Liu Xin-Z, Ye Zhijiang, Dong Yalin, Egberts Philip, Carpick Robert W, Martini Ashlie
Department of Mechanical Engineering and Applied Mechanics, University of Pennsylvania, 220 South 33rd Street, Philadelphia, Pennsylvania 19104, USA.
School of Engineering, University of California Merced, 5200 North Lake Road, Merced, California 95343, USA.
Phys Rev Lett. 2015 Apr 10;114(14):146102. doi: 10.1103/PhysRevLett.114.146102. Epub 2015 Apr 6.

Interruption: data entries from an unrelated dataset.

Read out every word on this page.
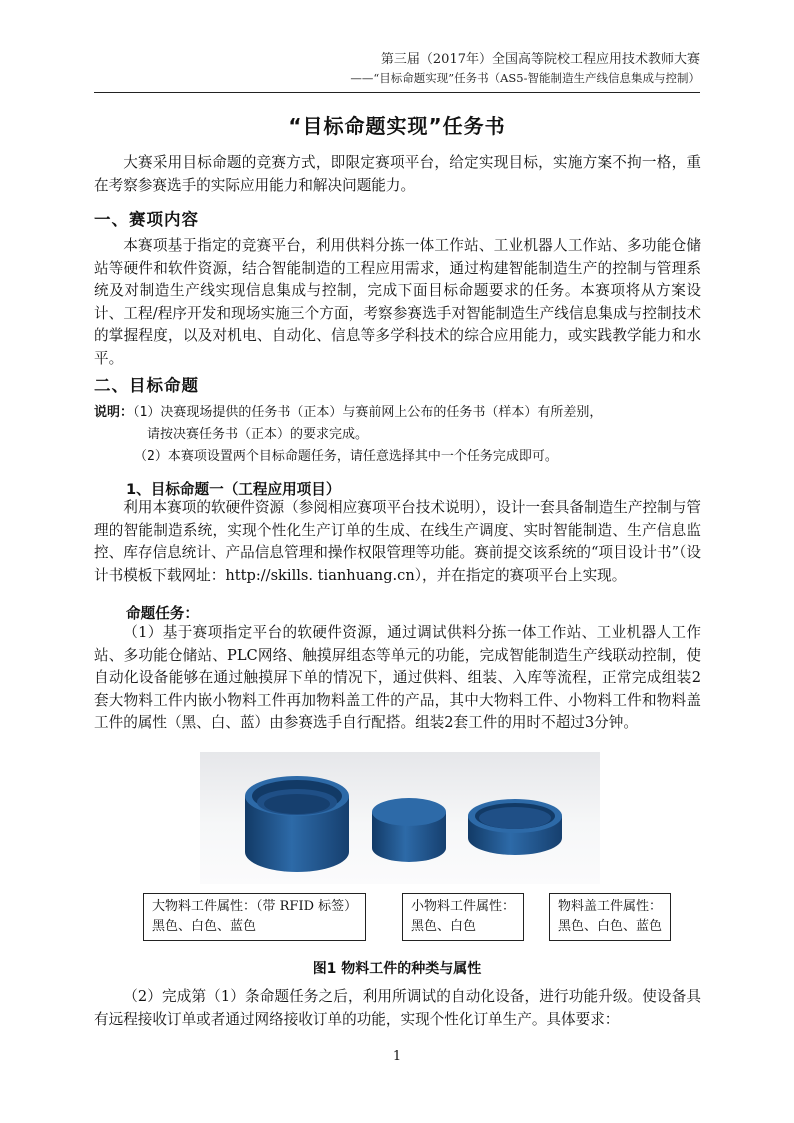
第三届（2017年）全国高等院校工程应用技术教师大赛
——“目标命题实现”任务书（AS5-智能制造生产线信息集成与控制）
“目标命题实现”任务书

大赛采用目标命题的竞赛方式，即限定赛项平台，给定实现目标，实施方案不拘一格，重在考察参赛选手的实际应用能力和解决问题能力。

一、赛项内容

本赛项基于指定的竞赛平台，利用供料分拣一体工作站、工业机器人工作站、多功能仓储站等硬件和软件资源，结合智能制造的工程应用需求，通过构建智能制造生产的控制与管理系统及对制造生产线实现信息集成与控制，完成下面目标命题要求的任务。本赛项将从方案设计、工程/程序开发和现场实施三个方面，考察参赛选手对智能制造生产线信息集成与控制技术的掌握程度，以及对机电、自动化、信息等多学科技术的综合应用能力，或实践教学能力和水平。

二、目标命题
说明：（1）决赛现场提供的任务书（正本）与赛前网上公布的任务书（样本）有所差别，
请按决赛任务书（正本）的要求完成。
（2）本赛项设置两个目标命题任务，请任意选择其中一个任务完成即可。
1、目标命题一（工程应用项目）

利用本赛项的软硬件资源（参阅相应赛项平台技术说明），设计一套具备制造生产控制与管理的智能制造系统，实现个性化生产订单的生成、在线生产调度、实时智能制造、生产信息监控、库存信息统计、产品信息管理和操作权限管理等功能。赛前提交该系统的“项目设计书”（设计书模板下载网址：http://skills. tianhuang.cn），并在指定的赛项平台上实现。

命题任务：

（1）基于赛项指定平台的软硬件资源，通过调试供料分拣一体工作站、工业机器人工作站、多功能仓储站、PLC网络、触摸屏组态等单元的功能，完成智能制造生产线联动控制，使自动化设备能够在通过触摸屏下单的情况下，通过供料、组装、入库等流程，正常完成组装2套大物料工件内嵌小物料工件再加物料盖工件的产品，其中大物料工件、小物料工件和物料盖工件的属性（黑、白、蓝）由参赛选手自行配搭。组装2套工件的用时不超过3分钟。

大物料工件属性：（带 RFID 标签）
黑色、白色、蓝色
小物料工件属性：
黑色、白色
物料盖工件属性：
黑色、白色、蓝色
图1 物料工件的种类与属性

（2）完成第（1）条命题任务之后，利用所调试的自动化设备，进行功能升级。使设备具有远程接收订单或者通过网络接收订单的功能，实现个性化订单生产。具体要求：

1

Atomic force microscopy (AFM) and atomistic simulations of atomic friction with silicon oxide tips sliding on Au(111) are conducted at overlapping speeds. Experimental data unambiguously reveal a stick-slip friction plateau above a critical scanning speed, in agreement with the thermally activated Prandtl-Tomlinson (PTT) model. However, friction in experiments is larger than in simulations. PTT energetic parameters for the two are comparable, with minor differences attributable to the contact area's influence on the barrier to slip. Recognizing that the attempt frequency may be determined by thermal vibrations of the larger AFM tip mass or instrument noise fully resolves the discrepancy. Thus, atomic stick-slip is well described by the PTT model if sources of slip-assisting energy are accounted for.
利用原子力显微镜(AFM)以及对氧化硅尖端在Au(111)上滑动的原子摩擦进行的原子模拟,在重叠速度下开展了相关研究。实验数据明确显示,在高于临界扫描速度时会出现粘滑摩擦平台,这与热激活的普朗特 - 汤姆林森(PTT)模型相符。然而,实验中的摩擦力大于模拟中的摩擦力。两者的PTT能量参数具有可比性,细微差异归因于接触面积对滑动势垒的影响。认识到尝试频率可能由较大的AFM尖端质量的热振动或仪器噪声决定,这完全解决了差异问题。因此,如果考虑到滑动辅助能量的来源,PTT模型就能很好地描述原子粘滑现象。